On a toujours beaucoup chanté en famille, surtout ma mère ; elle chantait horriblement faux, mais elle chantait tout le temps et toujours les mêmes chansons ! Je me souviens bien de certaines : « Les escaliers de la butte sont durs aux miséreux, les ailes des moulins à vent protègent les amoureux… » Pendant des années, j’ai cru que c’étaient « les escaliers de la lutte » ! Elle chantait aussi un succès de Luis Mariano « Rossignol de mes amours », et puis il y avait l’inévitable « Étoile des neiges » ! Et tout ça, imperturbablement, malgré les fausses notes et les couacs !
Nos distractions étaient bien simples : des promenades près de la Vonne. On allait jusqu’à une source, et on y recueillait de l’eau dans des topettes ou des timbales, eau que l’on buvait avidement. Mes parents avaient acheté un appareil-photo, un kodak et ils me photographiaient constamment ; dans l’album familial, des pages entières y sont consacrées : Lili jouant au sable, Lili au parc, Lili dans la cour de l’immeuble, Lili avec sa belle robe rose. J’avais déjà les cheveux longs et ma mère en prenait grand soin. Quant à la robe rose, elle l’avait achetée dans une boutique de Vivonne et je l’avais portée pour le mariage d’une jeune voisine, Gracieuse Latus, dont je portais la traîne.
Cette époque fut aussi celle des premières vacances en Bretagne où nous nous rendions en train. Il avait fallu partir de Vivonne la veille du grand départ et coucher une nuit à l’hôtel pour prendre l’express à Poitiers pour Tours ou La Rochelle, je ne sais. J’avais été intimidée par l’arrivée à l’hôtel, la traversée de la salle de restaurant où j’avais chuchoté : « J’ai faim, moi », l’installation dans la chambre où je m’étais demandé où j’allais coucher (il n’y avait qu’un grand lit et un petit guéridon, et je me souviens m’être fait la réflexion que sur ce guéridon, le nuit me serait très inconfortable !) Je devais avoir quatre ans.

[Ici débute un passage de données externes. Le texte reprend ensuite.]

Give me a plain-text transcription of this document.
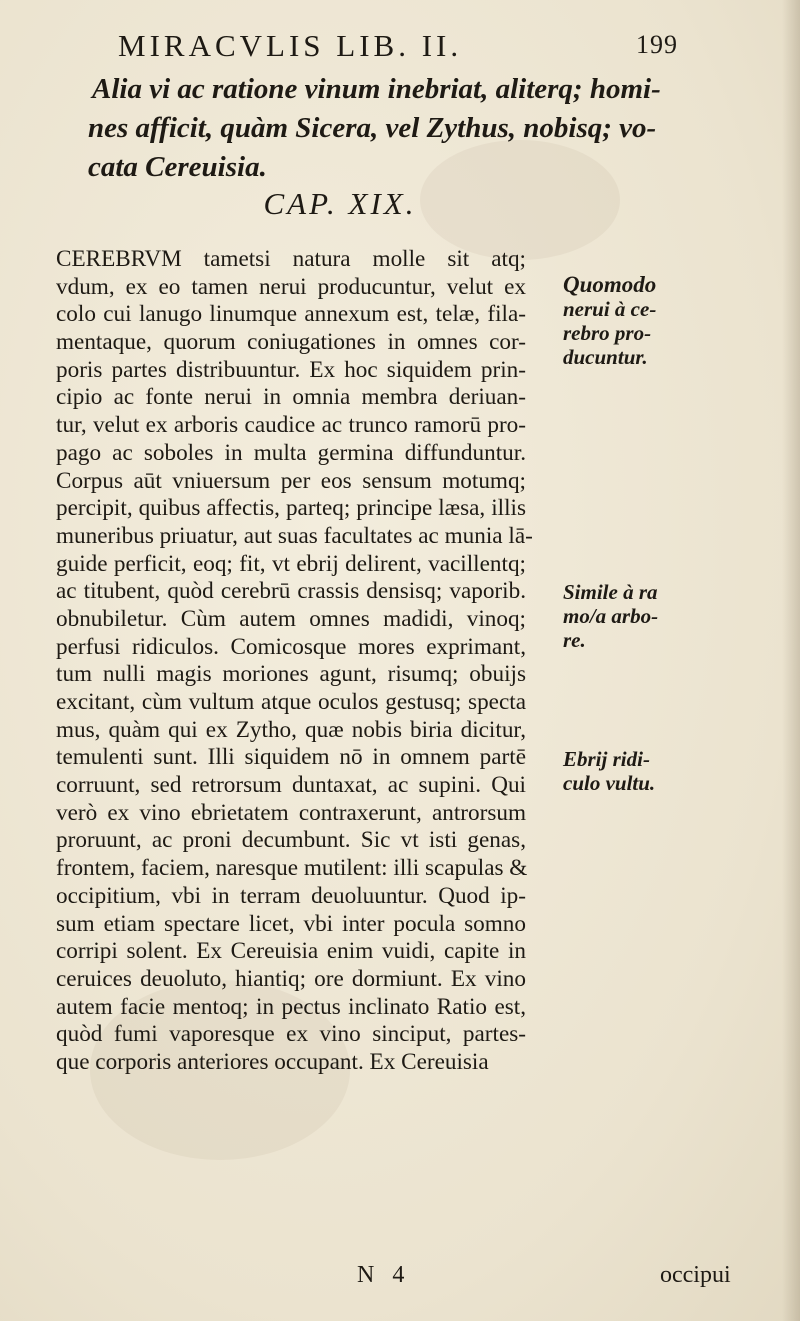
MIRACVLIS LIB. II.	199
Alia vi ac ratione vinum inebriat, aliterq; homi-
nes afficit, quàm Sicera, vel Zythus, nobisq; vo-
cata Cereuisia.
CAP. XIX.
CEREBRVM tametsi natura molle sit atq;
vdum, ex eo tamen nerui producuntur, velut ex
colo cui lanugo linumque annexum est, telæ, fila-
mentaque, quorum coniugationes in omnes cor-
poris partes distribuuntur. Ex hoc siquidem prin-
cipio ac fonte nerui in omnia membra deriuan-
tur, velut ex arboris caudice ac trunco ramorū pro-
pago ac soboles in multa germina diffunduntur.
Corpus aūt vniuersum per eos sensum motumq;
percipit, quibus affectis, parteq; principe læsa, illis
muneribus priuatur, aut suas facultates ac munia lā-
guide perficit, eoq; fit, vt ebrij delirent, vacillentq;
ac titubent, quòd cerebrū crassis densisq; vaporib.
obnubiletur. Cùm autem omnes madidi, vinoq;
perfusi ridiculos. Comicosque mores exprimant,
tum nulli magis moriones agunt, risumq; obuijs
excitant, cùm vultum atque oculos gestusq; specta
mus, quàm qui ex Zytho, quæ nobis biria dicitur,
temulenti sunt. Illi siquidem nō in omnem partē
corruunt, sed retrorsum duntaxat, ac supini. Qui
verò ex vino ebrietatem contraxerunt, antrorsum
proruunt, ac proni decumbunt. Sic vt isti genas,
frontem, faciem, naresque mutilent: illi scapulas &
occipitium, vbi in terram deuoluuntur. Quod ip-
sum etiam spectare licet, vbi inter pocula somno
corripi solent. Ex Cereuisia enim vuidi, capite in
ceruices deuoluto, hiantiq; ore dormiunt. Ex vino
autem facie mentoq; in pectus inclinato Ratio est,
quòd fumi vaporesque ex vino sinciput, partes-
que corporis anteriores occupant. Ex Cereuisia
Quomodo
nerui à ce-
rebro pro-
ducuntur.
Simile à ra
mo/a arbo-
re.
Ebrij ridi-
culo vultu.
N 4	occipui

L’oncle Francis était venu nous chercher à la gare de Morlaix avec sa quatre-chevaux. Et à Guimäec, nous avions retrouvé la tante Dina, sœur de ma mémé de Mougon, et ma marraine Gisèle, fille de l’oncle Francis. Lors de ces vacances, je découvris la mer et la plage. Je portais alors des maillots tricotés en laine et j’avais l’interdiction de les mouiller ! Je compris pourquoi les rares fois où je me trempai les fesses dans les vagues et que j’en ressortis avec le tricot alourdi entre mes cuisses ! Nous faisions aussi du tourisme, enfin nous nous entassions tous les cinq dans la quatre-chevaux, moi j’étais assise devant – à la place du mort ! – entre les cuisses de ma grand-tante. Et nous roulions ! Lorsque l’oncle Francis proposait un arrêt pour un point de vue, une église, un enclos, Tata Dina répondait : « Qu’est-ce que tu veux que ça les intéresse ! Allez, roule, roule ! » Il n’y avait quasiment personne sur les routes, les plages étaient désertes, nous étions en 1960.

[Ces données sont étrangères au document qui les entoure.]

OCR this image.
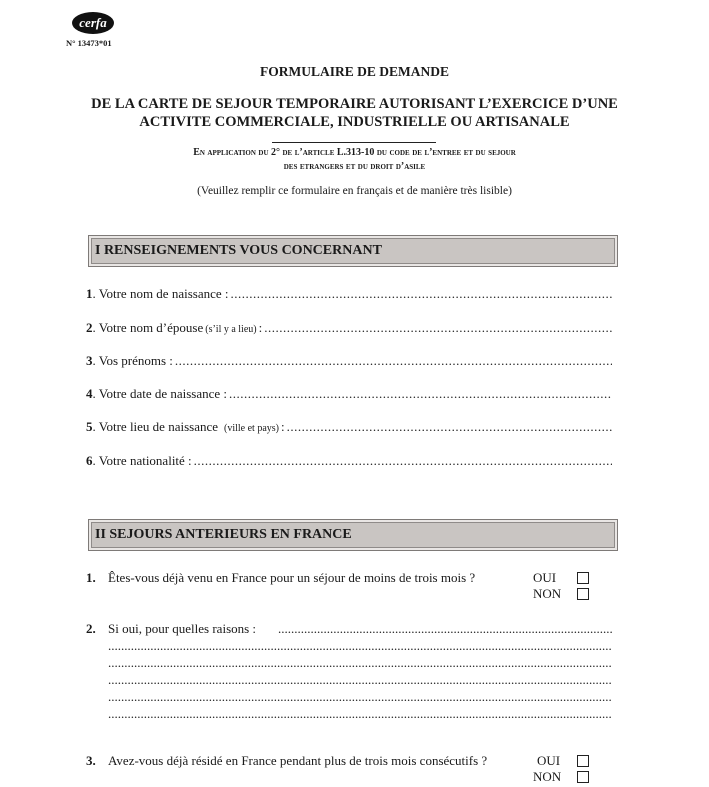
cerfa
N° 13473*01
FORMULAIRE DE DEMANDE
DE LA CARTE DE SEJOUR TEMPORAIRE AUTORISANT L’EXERCICE D’UNE
ACTIVITE COMMERCIALE, INDUSTRIELLE OU ARTISANALE
En application du 2° de l’article L.313-10 du code de l’entree et du sejour
des etrangers et du droit d’asile
(Veuillez remplir ce formulaire en français et de manière très lisible)
I RENSEIGNEMENTS VOUS CONCERNANT
1 . Votre nom de naissance :
.....
2 . Votre nom d’épouse (s’il y a lieu) :
.....
3 . Vos prénoms :
.....
4 . Votre date de naissance :
.....
5 . Votre lieu de naissance (ville et pays) :
.....
6 . Votre nationalité :
.....
II SEJOURS ANTERIEURS EN FRANCE
1. Êtes-vous déjà venu en France pour un séjour de moins de trois mois ?	OUI
NON
2. Si oui, pour quelles raisons :
.....
.....
.....
.....
.....
.....
3. Avez-vous déjà résidé en France pendant plus de trois mois consécutifs ?	OUI
NON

De ces trois années passées à Vivonne, les souvenirs tapissent ma mémoire comme un puzzle mal assemblé…
De rares visites familiales : mon oncle, Jean-Pierre, que j’appelais Tonton Parrain vint passer quelques jours chez nous en l’absence de mon père. Des photos de notre album témoignent de cette visite et des promenades au bord de la Vonne, faites en sa compagnie. Il me semble qu’il m’avait apporté un cadeau, mais je ne sais plus si c’était un ours en peluche ou ma première poupée Françoise. Il avait passé la nuit dans la salle d’eau, couché dans une chaise longue !
La tante de ma mère, qui était aussi sa marraine, Anna Bonnet, vint aussi nous rendre visite. Où coucha-t-elle ? Ne vint-elle qu’une journée ? Seules les photos témoignent de son passage.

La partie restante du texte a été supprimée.